Parents are threatening to keep their kids home on Tuesday after Labor Day instead of sending them to school to listen to their president tell them to get a good education. Even some school administrators have said they would screen, delay, or even edit the broadcast.

This is craziness gone amok. Who would have believed that a simple address by the president directed at school kids and on the topic of getting a better education would be the target of so much controversy? Some have said the speech comes with lesson plans. Well, so what? It’s a speech about education. Lesson plans seems like a logical inclusion. Teachers are not under any obligation to actually use them. But providing supplemental materials is a good idea.

Whether you agree with the president’s policies or not, whether you like Obama as a person or not, doesn’t change the fact that he is the elected president of this country, and as such, he has every right to address whatever audience he chooses. He did not obtain his position as leader of the free world through a coup. He was duly elected to the office by a popular majority and a sizeable electoral majority, larger than either of George W. Bush’s margins. In fact, Bush lost the popular vote in 2000.

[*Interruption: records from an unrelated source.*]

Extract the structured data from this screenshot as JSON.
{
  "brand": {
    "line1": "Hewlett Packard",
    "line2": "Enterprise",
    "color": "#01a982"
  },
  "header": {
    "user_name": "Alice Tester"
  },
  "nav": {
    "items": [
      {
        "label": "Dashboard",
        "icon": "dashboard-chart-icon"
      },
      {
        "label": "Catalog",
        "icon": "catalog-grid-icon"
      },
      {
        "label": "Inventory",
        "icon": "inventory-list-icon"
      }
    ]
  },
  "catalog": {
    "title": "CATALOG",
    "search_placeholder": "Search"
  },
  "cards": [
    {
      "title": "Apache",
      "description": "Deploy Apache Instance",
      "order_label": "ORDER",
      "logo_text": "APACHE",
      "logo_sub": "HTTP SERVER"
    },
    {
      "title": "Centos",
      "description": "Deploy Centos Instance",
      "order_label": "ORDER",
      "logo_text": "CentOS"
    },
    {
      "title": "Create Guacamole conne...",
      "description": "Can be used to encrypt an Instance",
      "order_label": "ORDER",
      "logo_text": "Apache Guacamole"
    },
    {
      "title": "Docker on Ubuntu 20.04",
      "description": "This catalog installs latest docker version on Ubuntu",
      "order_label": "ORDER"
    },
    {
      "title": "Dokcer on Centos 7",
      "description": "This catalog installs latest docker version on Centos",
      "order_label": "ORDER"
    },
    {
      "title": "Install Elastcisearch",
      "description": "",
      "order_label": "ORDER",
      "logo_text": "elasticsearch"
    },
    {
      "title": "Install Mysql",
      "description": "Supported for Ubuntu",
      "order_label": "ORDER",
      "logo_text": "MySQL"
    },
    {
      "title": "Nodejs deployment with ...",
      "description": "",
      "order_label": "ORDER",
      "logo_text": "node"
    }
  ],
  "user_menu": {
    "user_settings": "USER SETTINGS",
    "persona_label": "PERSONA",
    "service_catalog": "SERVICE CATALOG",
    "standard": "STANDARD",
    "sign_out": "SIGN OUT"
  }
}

It is a fact, not an opinion, that conservatives tend to have less formal education than those on the progressive end of the political spectrum. And it is these same conservatives who want to keep their kids out of school so they won’t be exposed to a speech by their duly-elected leader. Could it be that conservatives are afraid that if their kids listen to Obama, stay in school, and become more educated than their parents, that they will jump ship and become Democrats?

It sounds logical, which is probably why it isn’t true. After all, a logical conservative is an oxymoron. Most of the far-right nut jobs wouldn’t know logic if it crawled up their pant legs and bit them in the ass.